Constraints

Constraints are a way to ensure that certain properties hold in a relational database. You've already seen some examples of constraints: primary key constraints ensure non-nullity and uniqueness of an attribute, for example. However, a richer set of constraints can be defined and enforced over your database, giving you ease of mind. For example, we might like that other fields be non-null, unique, fit some domain. In this chapter, we'll explore a set of basic constraints that help us verify our data, as well as how one could write SQL to enforce these constraints.

Integrity Constraints

We are primarily motivated to write constraints that verify the integrity of our data. In particular, there are four main kinds of integrity constraints: key constraints, attribute constraints, referential integrity constraints, and global constraints.

Key constraints, otherwise known as uniqueness constraints, ensure uniqueness over a set of attributes. One might write this constraint like:

CREATE TABLE ABC(
a INT,
b INT,
c INT,
PRIMARY KEY (a),
UNIQUE (b, c));

The PRIMARY KEY constraint ensures non-nullity and uniqueness, while the UNIQUE constraint ensures uniqueness. In the above example, two rows (1, 2, 3), (1, 4, 5) couldn't coexist, neither could two rows (0, 2, 3), (1, 2, 3).

Attribute constraints ensure that values of a particular attribute fulfills some predicate. One could use this to enforce that an integer be positive or odd, or that a string start with a particular prefix. One might write this constraint like:

CREATE TABLE ABC(
a INT,
b INT,
c INT,
CHECK (c > 0));

Referential integrity constraints ensures that a particular attribute in one table references a primary key of another table. This ensures that no tuple is left "dangling" if their referential pair is deleted; indeed, this could lead to extra data not being cleaned out of the system. We've covered the FOREIGN KEY <a> REFERENCES <b> already.

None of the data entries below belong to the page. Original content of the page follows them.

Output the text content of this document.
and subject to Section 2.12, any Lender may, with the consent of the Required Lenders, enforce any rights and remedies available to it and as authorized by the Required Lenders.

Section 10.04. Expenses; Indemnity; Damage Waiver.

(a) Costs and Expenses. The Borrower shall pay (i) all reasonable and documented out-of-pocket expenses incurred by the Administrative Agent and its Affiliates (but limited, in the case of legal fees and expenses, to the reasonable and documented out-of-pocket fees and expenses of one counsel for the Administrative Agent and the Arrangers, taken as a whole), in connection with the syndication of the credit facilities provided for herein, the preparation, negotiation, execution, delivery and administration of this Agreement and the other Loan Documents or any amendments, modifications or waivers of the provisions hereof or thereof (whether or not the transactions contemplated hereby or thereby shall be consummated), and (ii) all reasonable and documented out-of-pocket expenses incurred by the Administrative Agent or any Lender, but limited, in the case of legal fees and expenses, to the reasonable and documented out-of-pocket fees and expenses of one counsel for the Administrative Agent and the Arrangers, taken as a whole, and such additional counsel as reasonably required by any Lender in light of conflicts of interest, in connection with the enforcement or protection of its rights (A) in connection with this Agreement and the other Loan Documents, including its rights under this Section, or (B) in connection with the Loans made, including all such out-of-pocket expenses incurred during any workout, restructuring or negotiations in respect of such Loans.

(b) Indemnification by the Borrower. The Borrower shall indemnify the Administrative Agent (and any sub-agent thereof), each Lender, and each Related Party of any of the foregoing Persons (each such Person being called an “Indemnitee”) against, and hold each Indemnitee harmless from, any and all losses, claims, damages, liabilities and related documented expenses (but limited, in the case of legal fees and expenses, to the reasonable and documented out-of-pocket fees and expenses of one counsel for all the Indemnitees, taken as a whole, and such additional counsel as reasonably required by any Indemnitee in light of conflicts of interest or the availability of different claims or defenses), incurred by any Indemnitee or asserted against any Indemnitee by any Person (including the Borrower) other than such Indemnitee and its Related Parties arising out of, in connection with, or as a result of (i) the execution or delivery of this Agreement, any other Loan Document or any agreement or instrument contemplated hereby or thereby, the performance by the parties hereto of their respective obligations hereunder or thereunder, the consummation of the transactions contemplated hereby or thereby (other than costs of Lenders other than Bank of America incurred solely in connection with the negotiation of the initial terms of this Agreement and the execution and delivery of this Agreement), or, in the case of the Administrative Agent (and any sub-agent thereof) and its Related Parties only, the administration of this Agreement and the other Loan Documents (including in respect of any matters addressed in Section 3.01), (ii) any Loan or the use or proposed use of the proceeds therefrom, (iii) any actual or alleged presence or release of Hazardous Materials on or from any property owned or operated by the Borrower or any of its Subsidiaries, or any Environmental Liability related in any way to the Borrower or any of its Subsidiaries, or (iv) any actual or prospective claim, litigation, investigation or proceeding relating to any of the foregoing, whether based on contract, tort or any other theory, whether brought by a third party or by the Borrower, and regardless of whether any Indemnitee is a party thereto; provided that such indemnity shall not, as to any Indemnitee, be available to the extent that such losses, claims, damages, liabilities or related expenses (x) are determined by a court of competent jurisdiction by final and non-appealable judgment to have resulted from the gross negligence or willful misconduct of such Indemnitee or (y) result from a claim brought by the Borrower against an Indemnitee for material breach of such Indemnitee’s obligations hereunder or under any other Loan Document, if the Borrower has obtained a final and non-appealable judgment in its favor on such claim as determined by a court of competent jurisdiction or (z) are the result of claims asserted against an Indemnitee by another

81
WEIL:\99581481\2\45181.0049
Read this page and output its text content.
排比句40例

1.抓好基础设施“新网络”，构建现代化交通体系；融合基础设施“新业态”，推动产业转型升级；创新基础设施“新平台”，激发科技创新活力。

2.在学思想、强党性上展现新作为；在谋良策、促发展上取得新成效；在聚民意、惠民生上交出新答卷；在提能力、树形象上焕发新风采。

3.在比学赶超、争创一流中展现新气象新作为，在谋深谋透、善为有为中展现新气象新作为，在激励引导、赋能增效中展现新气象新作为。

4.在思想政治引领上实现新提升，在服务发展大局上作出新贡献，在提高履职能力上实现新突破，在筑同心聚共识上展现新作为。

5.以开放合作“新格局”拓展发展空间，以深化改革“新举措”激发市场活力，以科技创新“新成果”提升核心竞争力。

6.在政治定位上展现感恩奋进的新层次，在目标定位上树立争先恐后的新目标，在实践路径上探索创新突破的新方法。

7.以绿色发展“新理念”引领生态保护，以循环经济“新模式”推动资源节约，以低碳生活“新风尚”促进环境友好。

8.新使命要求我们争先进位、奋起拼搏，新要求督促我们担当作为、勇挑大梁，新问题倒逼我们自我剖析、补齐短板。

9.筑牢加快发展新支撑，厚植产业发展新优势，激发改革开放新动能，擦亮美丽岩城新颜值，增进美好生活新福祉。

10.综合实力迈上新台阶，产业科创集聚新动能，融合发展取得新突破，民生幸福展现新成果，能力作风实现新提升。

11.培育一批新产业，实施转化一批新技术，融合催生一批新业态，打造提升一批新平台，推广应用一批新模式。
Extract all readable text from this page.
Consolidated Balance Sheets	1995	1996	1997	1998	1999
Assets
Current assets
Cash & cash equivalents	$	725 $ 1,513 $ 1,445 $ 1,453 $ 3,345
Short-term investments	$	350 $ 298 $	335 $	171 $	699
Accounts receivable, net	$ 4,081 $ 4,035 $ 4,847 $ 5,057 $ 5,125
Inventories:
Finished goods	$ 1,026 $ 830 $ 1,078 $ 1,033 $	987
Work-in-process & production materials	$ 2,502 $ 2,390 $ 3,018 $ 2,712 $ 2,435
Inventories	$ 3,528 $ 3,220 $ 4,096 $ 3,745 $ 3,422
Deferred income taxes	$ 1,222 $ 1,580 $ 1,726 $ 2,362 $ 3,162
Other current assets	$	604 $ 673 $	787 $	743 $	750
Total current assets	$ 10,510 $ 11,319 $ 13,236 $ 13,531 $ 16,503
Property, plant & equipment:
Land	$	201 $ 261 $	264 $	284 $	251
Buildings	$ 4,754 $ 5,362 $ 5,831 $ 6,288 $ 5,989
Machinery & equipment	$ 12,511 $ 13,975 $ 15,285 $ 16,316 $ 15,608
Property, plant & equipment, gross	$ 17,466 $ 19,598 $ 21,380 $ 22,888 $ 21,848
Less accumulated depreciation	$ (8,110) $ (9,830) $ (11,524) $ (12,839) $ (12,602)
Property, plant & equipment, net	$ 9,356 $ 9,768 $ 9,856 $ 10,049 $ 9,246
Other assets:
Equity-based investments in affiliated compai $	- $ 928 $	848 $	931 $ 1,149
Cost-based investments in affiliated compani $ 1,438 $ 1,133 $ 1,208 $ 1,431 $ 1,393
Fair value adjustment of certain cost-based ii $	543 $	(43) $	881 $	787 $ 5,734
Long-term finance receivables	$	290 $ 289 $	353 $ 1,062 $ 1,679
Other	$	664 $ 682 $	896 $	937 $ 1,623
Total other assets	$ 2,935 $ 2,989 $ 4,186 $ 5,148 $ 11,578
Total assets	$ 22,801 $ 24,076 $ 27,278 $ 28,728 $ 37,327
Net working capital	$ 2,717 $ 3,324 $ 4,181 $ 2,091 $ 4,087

Global constraints are constraints that should apply to the whole database. In particular, they are generally phrased as a query that, when run, should always produce true. For example:

CHECK (NOT EXISTS(
  SELECT * FROM customers AS c, jobs as j WHERE c.jid == j.id AND c.cost < 0
));

These are comparatively costly to run as they require an entire query to run every time a change is made to the database. However, they are incredibly powerful in ensuring integrity.